Sometime back in winter of 2010, Sandycove Island Channel swimmer and local legend Finbarr Hedderman and I discussed attempting an Ice Mile. At the time the International Ice Swimming Association was very new and less than a dozen people had joined its ranks, and half of those were the founders. For those unaware of the Ice Mile challenge:
1) You are better off.
2) It’s a mile (1600 metres) swum in open water of temperatures of five degrees Celsius or lower, wearing only standard swim costume and cap. It’s pretty much as least as horrible as it sounds, and in probably worse. It’s governed by the International Ice Swimming Association founded in 2009 in South Africa by five swimmers. The goal for the IISA is to have the Ice Mile introduced to the Winter Olympics.

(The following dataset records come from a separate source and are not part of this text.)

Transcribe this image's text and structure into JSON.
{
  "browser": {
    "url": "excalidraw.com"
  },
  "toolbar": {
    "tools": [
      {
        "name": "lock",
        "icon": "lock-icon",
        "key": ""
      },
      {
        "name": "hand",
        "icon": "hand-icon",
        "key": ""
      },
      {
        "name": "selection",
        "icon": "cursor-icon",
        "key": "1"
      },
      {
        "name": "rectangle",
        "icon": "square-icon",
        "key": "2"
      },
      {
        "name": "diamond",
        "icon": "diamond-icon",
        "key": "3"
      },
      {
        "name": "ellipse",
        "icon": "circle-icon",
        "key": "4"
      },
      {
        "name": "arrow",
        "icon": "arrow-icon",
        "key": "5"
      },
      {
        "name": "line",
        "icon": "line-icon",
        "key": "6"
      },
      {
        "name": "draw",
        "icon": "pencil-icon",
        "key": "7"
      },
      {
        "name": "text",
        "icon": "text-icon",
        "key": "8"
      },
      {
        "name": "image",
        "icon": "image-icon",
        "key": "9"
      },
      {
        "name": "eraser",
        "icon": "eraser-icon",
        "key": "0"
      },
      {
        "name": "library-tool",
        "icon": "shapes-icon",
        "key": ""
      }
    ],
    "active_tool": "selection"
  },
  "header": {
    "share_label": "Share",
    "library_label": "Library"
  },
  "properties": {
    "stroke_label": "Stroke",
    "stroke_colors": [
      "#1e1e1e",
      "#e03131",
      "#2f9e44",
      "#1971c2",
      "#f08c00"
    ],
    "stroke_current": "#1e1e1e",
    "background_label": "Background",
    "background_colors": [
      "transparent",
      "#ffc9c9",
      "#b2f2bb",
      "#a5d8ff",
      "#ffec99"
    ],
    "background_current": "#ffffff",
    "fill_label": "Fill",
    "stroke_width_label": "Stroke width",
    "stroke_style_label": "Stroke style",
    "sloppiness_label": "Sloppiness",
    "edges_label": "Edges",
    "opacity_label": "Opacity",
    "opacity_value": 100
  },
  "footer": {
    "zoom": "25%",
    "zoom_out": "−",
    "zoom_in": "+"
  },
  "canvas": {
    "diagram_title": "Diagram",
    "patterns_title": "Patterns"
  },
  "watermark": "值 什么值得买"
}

In retrospect the best time for me to have done an ice-mile would have been the previous winter of 2009/10 when I was training for the English Channel and doing a lot of cold water and the Association had just been founded but unfortunately my time machine is temporally out-of-order. (Gee, I wrote a time machine joke.).
I’m going to put an important disclaimer and reminder here early on, and a subject to which I will return. I cannot stress these enough.
An Ice Mile requires experience, training, planning and safety and support personnel. An Ice Mile should not ever be attempted casually, and for most people should never be attempted.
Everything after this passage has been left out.